Furthermore, the largely first-person narrative houses continuity problems for our heroine, Helene Delambre (Patricia Owens) reports, in what is perhaps the longest flashback which refuses to reclassify itself as a framed narrative, events which she did not witness firsthand or obtained reports of having occurred. Though not easily missed, someone suffering from apnea during the film might fortunately fail to notice this facet of the production but, undoubtedly, will nevertheless be unable to overlook what is possibly the only talkie in history since the advent of sound in pictures to exhibit more eyeliner than a gaggle of Chaplin and Keaton films combined. And, once more, we need to adamantly look the other way in this regard for, alas, The Fly was shot in color.

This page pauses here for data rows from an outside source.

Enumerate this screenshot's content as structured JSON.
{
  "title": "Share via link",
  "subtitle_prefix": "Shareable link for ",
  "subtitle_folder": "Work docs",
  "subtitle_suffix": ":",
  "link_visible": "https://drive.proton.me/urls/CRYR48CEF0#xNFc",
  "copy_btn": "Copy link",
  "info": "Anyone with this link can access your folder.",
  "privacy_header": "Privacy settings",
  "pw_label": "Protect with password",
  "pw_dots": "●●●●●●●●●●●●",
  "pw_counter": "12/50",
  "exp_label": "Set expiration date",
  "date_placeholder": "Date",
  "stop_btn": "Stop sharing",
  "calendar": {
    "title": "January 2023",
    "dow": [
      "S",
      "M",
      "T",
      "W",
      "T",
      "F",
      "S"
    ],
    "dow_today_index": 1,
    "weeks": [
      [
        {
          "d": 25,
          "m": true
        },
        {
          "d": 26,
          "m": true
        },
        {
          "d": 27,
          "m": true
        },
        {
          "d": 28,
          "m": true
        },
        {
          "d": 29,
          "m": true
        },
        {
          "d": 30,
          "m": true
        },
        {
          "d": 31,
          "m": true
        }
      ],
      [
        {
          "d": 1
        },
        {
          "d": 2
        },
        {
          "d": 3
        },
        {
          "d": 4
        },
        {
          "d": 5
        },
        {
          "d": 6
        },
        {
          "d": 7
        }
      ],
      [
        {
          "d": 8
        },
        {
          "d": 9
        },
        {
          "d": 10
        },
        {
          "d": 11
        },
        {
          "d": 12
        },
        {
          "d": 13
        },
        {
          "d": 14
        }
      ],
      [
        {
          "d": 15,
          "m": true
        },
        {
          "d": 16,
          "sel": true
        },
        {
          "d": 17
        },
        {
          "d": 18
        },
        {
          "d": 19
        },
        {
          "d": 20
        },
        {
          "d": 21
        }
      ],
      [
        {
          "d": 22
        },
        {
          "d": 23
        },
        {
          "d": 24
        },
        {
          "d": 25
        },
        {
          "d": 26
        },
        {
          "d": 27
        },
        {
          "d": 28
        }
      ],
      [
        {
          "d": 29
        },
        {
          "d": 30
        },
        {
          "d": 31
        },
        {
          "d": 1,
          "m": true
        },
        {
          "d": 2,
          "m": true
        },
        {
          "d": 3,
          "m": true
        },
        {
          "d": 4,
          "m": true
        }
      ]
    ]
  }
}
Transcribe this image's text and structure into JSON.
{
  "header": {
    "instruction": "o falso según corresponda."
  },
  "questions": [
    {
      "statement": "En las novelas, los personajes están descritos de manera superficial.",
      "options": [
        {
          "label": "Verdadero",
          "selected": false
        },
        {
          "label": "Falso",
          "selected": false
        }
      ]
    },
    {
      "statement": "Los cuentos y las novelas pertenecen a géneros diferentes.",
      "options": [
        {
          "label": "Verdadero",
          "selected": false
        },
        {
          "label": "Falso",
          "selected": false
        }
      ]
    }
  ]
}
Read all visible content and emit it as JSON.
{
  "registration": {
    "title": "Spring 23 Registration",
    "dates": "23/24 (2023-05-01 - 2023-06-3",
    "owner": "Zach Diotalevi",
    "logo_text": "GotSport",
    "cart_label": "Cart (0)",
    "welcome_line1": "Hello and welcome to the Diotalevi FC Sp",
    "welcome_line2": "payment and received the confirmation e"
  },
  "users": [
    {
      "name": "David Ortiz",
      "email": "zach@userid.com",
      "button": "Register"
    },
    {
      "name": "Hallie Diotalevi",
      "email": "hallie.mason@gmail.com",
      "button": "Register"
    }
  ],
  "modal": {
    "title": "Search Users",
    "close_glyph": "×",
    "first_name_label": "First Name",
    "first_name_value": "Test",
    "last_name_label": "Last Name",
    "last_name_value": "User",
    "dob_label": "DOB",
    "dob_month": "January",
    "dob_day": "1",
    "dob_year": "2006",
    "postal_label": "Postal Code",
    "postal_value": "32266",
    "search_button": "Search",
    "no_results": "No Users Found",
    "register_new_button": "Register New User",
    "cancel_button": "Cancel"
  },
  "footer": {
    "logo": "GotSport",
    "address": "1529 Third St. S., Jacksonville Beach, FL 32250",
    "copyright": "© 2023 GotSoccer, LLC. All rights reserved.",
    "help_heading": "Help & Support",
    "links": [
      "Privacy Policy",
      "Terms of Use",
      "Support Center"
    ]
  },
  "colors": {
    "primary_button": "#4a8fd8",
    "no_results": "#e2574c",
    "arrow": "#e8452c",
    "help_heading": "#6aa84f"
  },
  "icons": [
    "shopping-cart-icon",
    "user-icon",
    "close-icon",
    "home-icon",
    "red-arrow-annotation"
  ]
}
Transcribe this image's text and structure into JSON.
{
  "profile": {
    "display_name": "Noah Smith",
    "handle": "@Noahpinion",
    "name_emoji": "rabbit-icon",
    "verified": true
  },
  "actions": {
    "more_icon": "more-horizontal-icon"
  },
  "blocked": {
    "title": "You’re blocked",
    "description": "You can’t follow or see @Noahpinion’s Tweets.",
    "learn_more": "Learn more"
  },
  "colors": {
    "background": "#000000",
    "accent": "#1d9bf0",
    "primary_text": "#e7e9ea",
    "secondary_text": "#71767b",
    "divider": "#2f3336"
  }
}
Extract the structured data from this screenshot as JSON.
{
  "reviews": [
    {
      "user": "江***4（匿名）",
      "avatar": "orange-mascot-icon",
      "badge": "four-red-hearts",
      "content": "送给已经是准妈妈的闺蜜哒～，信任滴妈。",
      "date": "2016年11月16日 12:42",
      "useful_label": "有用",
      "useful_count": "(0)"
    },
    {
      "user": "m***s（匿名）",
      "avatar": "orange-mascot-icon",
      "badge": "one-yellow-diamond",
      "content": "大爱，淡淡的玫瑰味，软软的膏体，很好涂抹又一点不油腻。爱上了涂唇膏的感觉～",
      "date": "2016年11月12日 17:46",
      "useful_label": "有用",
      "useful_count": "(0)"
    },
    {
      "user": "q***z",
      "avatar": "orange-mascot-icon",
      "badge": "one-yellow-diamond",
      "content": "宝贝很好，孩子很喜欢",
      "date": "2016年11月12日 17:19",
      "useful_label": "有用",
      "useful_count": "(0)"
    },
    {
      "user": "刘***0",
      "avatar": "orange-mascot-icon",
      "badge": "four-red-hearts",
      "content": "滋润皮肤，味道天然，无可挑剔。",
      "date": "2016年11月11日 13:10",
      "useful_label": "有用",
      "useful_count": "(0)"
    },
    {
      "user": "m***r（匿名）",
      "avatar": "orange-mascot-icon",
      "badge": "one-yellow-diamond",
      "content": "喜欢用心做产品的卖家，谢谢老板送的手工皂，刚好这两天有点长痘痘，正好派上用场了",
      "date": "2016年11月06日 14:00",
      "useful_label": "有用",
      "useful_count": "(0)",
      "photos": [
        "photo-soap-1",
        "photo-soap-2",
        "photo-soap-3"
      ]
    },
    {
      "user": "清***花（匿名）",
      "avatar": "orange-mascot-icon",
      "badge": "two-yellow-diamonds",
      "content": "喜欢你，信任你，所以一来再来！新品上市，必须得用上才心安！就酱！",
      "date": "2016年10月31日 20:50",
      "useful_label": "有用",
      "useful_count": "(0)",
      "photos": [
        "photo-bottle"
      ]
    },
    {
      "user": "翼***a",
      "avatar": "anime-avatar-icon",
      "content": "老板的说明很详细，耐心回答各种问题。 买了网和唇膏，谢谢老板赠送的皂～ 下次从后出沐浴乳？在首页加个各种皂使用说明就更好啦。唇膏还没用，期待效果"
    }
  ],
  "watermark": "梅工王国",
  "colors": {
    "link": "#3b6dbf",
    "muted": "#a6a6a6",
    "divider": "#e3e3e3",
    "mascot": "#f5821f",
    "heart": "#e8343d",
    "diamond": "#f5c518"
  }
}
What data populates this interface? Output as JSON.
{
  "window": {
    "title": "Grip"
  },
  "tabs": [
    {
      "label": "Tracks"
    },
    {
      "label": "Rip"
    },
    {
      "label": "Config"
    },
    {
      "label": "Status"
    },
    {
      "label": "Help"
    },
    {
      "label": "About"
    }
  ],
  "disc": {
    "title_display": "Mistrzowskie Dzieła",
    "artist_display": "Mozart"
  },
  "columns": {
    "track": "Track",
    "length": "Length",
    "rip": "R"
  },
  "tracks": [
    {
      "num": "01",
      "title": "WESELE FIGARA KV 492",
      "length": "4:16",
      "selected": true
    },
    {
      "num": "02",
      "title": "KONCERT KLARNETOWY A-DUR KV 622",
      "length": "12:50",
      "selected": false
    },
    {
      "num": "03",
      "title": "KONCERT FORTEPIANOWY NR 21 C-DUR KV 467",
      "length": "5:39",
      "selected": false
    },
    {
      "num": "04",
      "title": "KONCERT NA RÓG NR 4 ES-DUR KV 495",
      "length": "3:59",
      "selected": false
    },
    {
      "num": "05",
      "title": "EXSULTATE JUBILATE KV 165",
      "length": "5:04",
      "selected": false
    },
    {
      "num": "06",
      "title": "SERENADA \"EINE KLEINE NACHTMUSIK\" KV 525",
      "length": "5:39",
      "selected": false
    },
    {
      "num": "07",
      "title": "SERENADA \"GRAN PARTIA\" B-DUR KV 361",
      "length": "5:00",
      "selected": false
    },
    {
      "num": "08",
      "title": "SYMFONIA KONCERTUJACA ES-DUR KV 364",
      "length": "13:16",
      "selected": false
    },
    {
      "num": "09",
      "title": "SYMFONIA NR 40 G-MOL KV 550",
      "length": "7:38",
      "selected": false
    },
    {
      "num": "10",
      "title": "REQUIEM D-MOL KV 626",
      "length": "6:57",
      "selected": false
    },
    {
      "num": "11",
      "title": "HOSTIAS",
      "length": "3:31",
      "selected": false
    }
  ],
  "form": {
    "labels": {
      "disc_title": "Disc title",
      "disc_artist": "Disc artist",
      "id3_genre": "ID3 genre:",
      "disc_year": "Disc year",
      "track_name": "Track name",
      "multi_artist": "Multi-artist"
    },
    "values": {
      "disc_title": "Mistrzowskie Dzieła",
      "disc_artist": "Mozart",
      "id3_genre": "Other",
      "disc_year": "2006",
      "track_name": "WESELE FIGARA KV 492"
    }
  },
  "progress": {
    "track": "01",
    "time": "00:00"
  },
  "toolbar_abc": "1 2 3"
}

Understandably, the quibbles to be had with the uncouth, definitive, heavy-handed resolution involving the question of Patricia’s sanity and the literal manner in which we are presented the failed experiment’s outcome (which is surprisingly overstated, especially during the period in which insinuation in horror was standard on aesthetic, as well as potentially censure, grounds) become moot at best.
Yet for all of the novice mistakes plaguing the feature, what is perhaps more interesting than how well the infamous finale stills plays today is how–amid an opening which presents a very visceral, gore-ridden scene prefacing the Hammer features to follow, alongside a premise which all but declares its philosophic atheism by way of science–is the fact that the work unabashedly includes the line, “God gives us intelligence to uncover the wonders of nature.” By cleverly including the favored deity’s title in the sentiment, Andre manages to usurp the notion that some realms of exploration are off limits due to theological legislation. Still, it is 1958 . . . .
Though one of the trademark pictures of the age, Kurt Neumann’s The Fly continues to gain in mass popularity due, largely, to its shocking conclusion, thus proving that the perplexing success of the whole of the genre during the 1980s should come as no surprise for sensationalism will almost always supercede an audience’s demand for a sound, satisfying (to say nothing of plausible) tale in which its hyped suspense is merited as opposed to established via clever marketing and generalized word of mouth.